A gastronomia, em Santarém, é muito mais do que o deleite do sabor. Nas tascas mais modestas, ou integrada nos restaurantes do culto gastronómico, é o fio condutor de uma energia que provém da terra e irmana os homens em vontade e voluntariedades conjuntas que conferem a este recanto escalabitano um carácter único de personalidade autêntica. Mas se a exaltação dos sabores é uma constante ao longo do ano, é durante o Festival Nacional de Gastronomia que ela atinge o seu auge e Santarém senta Portugal à mesa.

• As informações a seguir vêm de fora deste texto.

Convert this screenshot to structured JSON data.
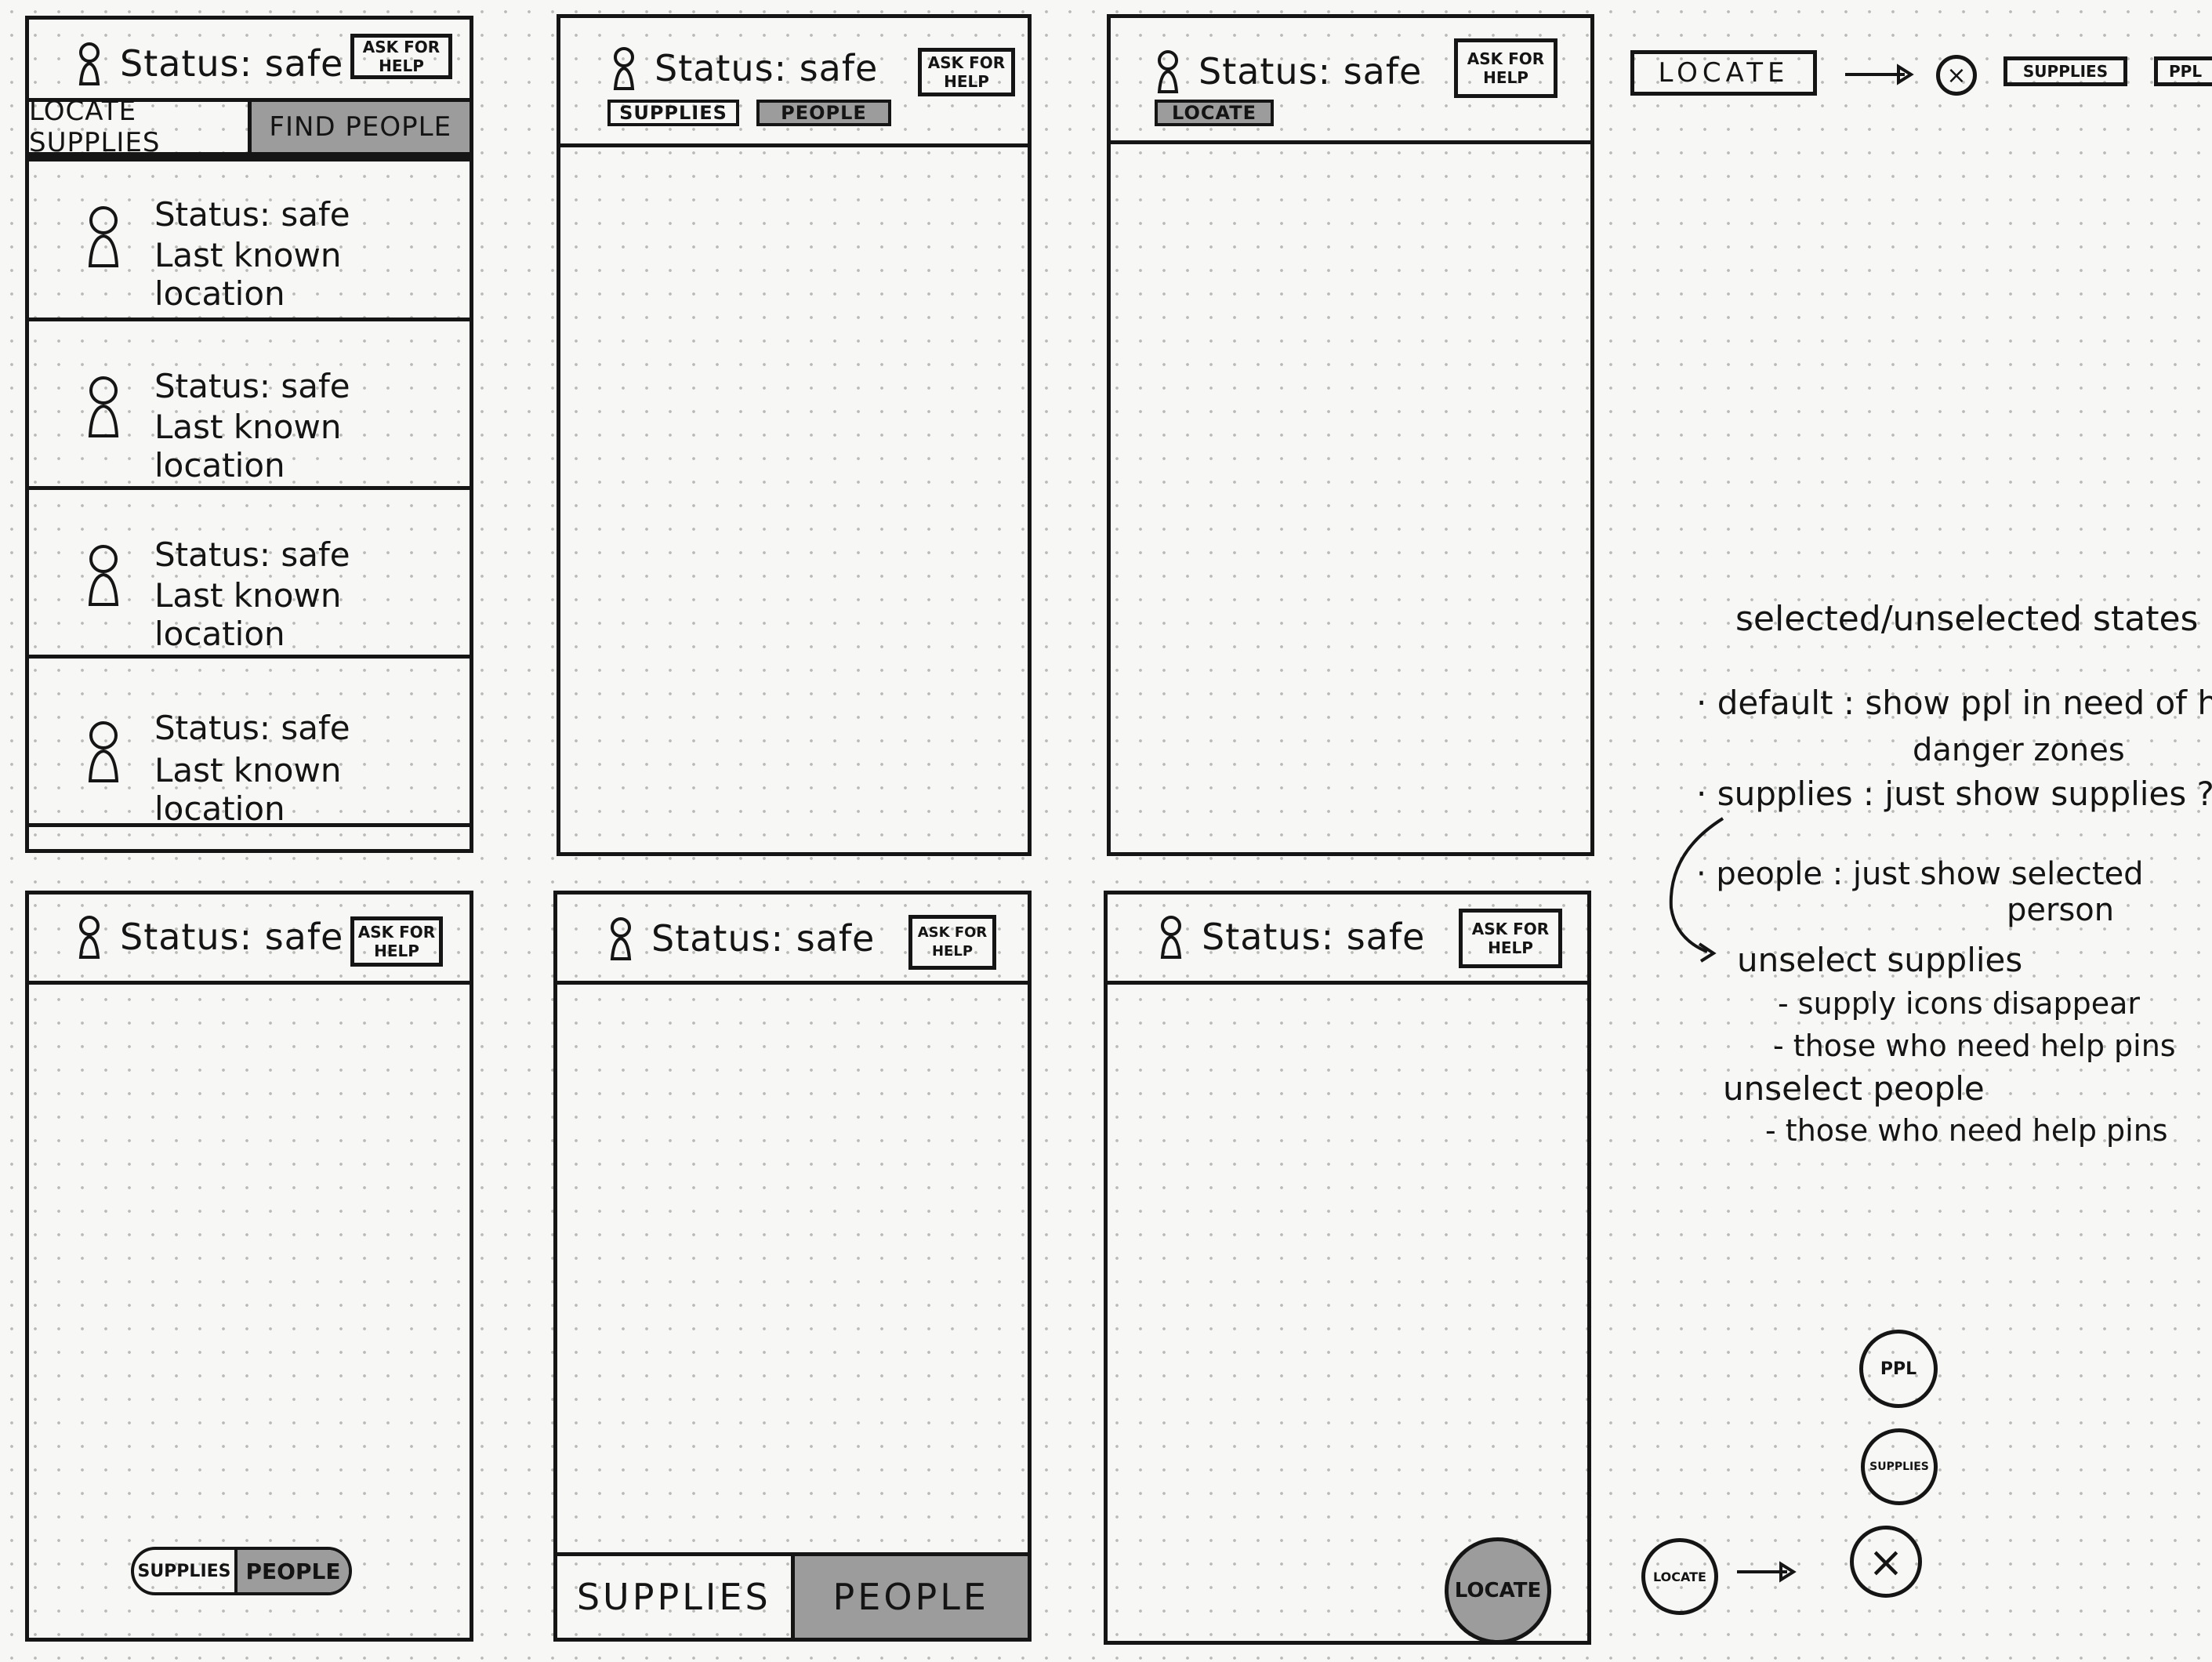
{
  "common": {
    "status_text": "Status: safe",
    "ask_for_help": "ASK FOR HELP"
  },
  "screen1": {
    "tabs": [
      "LOCATE SUPPLIES",
      "FIND PEOPLE"
    ],
    "people": [
      {
        "status": "Status: safe",
        "location": "Last known location"
      },
      {
        "status": "Status: safe",
        "location": "Last known location"
      },
      {
        "status": "Status: safe",
        "location": "Last known location"
      },
      {
        "status": "Status: safe",
        "location": "Last known location"
      }
    ]
  },
  "screen2": {
    "chips": [
      "SUPPLIES",
      "PEOPLE"
    ]
  },
  "screen3": {
    "chip": "LOCATE"
  },
  "screen4": {
    "segments": [
      "SUPPLIES",
      "PEOPLE"
    ]
  },
  "screen5": {
    "bottom_tabs": [
      "SUPPLIES",
      "PEOPLE"
    ]
  },
  "screen6": {
    "fab": "LOCATE"
  },
  "flow_top": {
    "locate": "LOCATE",
    "close_symbol": "×",
    "supplies": "SUPPLIES",
    "ppl": "PPL"
  },
  "notes": {
    "heading": "selected/unselected states",
    "default_line1": "· default : show ppl in need of help",
    "default_line2": "danger zones",
    "supplies": "· supplies : just show supplies ?",
    "people_line1": "· people : just show selected",
    "people_line2": "person",
    "unselect_supplies": "unselect supplies",
    "unselect_supplies_a": "- supply icons disappear",
    "unselect_supplies_b": "- those who need help pins",
    "unselect_people": "unselect people",
    "unselect_people_a": "- those who need help pins"
  },
  "flow_bottom": {
    "ppl": "PPL",
    "supplies": "SUPPLIES",
    "locate": "LOCATE",
    "close_symbol": "×"
  },
  "colors": {
    "ink": "#151515",
    "shade": "#9c9c9c",
    "paper": "#f7f7f5"
  },
  "icons": [
    "person-icon",
    "arrow-right-icon",
    "close-icon"
  ]
}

Misto de frugalidade, pragmatismo e confraternização, por entre o bucolismo campestre e as pausas permitidas pela dureza física do trabalho omnipresente, a cozinha tradicional está associada ao bacalhau com magusto, à tiborna, à massa à barrão, à cachola de porco, ao cozido das matanças ou, de índole francamente local, aos peixes tirados do Tejo por gente que aí se instalou e criou raízes culturais que perduram até hoje. Eram os avieiros, “ciganos do rio”, como lhes chamou o escritor Alves Redol, homens e mulheres com origem em Vieira de Leiria e que à Lezíria aportaram pelo seu ganha-pão
Da fataça, do barbo, do sável, da enguia e do camarão, os avieiros faziam a sua parca riqueza e, do barco, o seu instrumento de trabalho, mas as casas… essas eram construções palafíticas, à beira da água, tal como as do lugar donde provieram. Comiam o que o rio dava confecionando pobres pratos, hoje iguarias, que enchem de orgulho as mesas escalabitanas.
Quando envolta pela vagarosa espiritualidade da vida nos conventos, a doce criatividade explana-se em toda a sua grandeza nos solenes arrepiados, nos celestes e queijinhos do céu. Também os pampilhos, que homenageiam o campino e o seu instrumento de trabalho em forma de vara, ou os coscorões das adiafas, a mítica refeição que evocava o final da safra da azeitona, celebrando o reencontro com os patrões, adquirem em Santarém personalidade inquestionável.